Q - What advice would you give to retail leaders trying to integrate sustainability into their next project?
The big challenge in the FMCG/ CPG industry is that customers love locally sourced, sustainable produce. But if you ask them their views on grocery shopping, a lot of the time they go with price. For example, people want to support British milk production, but don't necessarily want to pay higher prices. It’s a balance between what people think and how they behave. That’s why I would emphasize that all retailers focus on a long-term sustainable model rather than a short-term boom – which is usually followed by bust.
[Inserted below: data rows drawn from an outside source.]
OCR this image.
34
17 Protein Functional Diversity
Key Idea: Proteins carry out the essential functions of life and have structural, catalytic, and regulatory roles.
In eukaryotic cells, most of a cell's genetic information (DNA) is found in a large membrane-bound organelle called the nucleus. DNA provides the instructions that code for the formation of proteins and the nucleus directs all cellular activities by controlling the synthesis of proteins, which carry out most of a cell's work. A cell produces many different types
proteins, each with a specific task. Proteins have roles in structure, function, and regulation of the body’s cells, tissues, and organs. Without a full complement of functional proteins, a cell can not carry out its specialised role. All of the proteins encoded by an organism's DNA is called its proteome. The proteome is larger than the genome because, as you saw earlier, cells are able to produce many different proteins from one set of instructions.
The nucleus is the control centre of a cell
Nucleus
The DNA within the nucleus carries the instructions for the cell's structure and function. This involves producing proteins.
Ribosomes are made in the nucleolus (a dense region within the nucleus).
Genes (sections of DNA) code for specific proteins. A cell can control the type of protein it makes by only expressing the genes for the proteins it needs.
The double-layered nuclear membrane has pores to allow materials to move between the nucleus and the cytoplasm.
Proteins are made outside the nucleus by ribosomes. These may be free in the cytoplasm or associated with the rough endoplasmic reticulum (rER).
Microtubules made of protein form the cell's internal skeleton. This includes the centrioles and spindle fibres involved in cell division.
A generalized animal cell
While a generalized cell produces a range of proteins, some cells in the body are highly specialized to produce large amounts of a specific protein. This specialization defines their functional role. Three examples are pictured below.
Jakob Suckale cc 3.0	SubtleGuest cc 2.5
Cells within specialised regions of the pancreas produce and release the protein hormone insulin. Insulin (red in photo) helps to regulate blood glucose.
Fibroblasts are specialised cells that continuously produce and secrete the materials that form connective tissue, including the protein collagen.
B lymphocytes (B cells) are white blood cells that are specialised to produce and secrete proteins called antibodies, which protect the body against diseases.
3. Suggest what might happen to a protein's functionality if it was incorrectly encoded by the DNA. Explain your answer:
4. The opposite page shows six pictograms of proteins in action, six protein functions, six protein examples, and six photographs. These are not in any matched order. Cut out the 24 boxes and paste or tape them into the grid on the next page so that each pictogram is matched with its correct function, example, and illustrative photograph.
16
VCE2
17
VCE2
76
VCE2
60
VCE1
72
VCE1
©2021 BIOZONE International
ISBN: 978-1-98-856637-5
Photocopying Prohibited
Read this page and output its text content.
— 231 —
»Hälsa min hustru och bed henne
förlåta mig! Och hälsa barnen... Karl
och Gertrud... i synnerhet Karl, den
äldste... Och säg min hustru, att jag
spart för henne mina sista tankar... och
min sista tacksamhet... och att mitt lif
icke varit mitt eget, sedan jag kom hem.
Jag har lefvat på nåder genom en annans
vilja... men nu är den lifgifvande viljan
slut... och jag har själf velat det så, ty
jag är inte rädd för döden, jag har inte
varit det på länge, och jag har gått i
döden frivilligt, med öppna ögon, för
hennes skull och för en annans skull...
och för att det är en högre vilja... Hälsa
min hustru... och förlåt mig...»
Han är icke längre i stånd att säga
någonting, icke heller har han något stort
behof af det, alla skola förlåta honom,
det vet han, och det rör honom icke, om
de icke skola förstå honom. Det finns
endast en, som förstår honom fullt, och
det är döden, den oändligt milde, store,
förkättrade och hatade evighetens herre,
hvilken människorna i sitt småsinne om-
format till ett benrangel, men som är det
Customers are continuously auditing retailers’ sustainability credentials, so don’t just treat your CSR as a box-ticking exercise. You want to be doing this from your heart. And that starts with your longterm strategy.
Q - What will ‘‘sustainable retailing’’ look like in 2025?
I hope we make progress in the FMCG/CPG category, particularly in two areas. The first is to treat all people with respect – employees, suppliers, customers, shoppers, the local community, whoever. The sustainability of your relationships with people is just as important as the sustainability of material things, and even connected. If you treat everyone with respect, you may have some disagreements, but you establish a long-term relationship. Secondly, I believe that we will see a significant shift in packaging, moving towards reusable and recycled items and materials. Ideally, sustainable retailing will be the norm rather than the exception.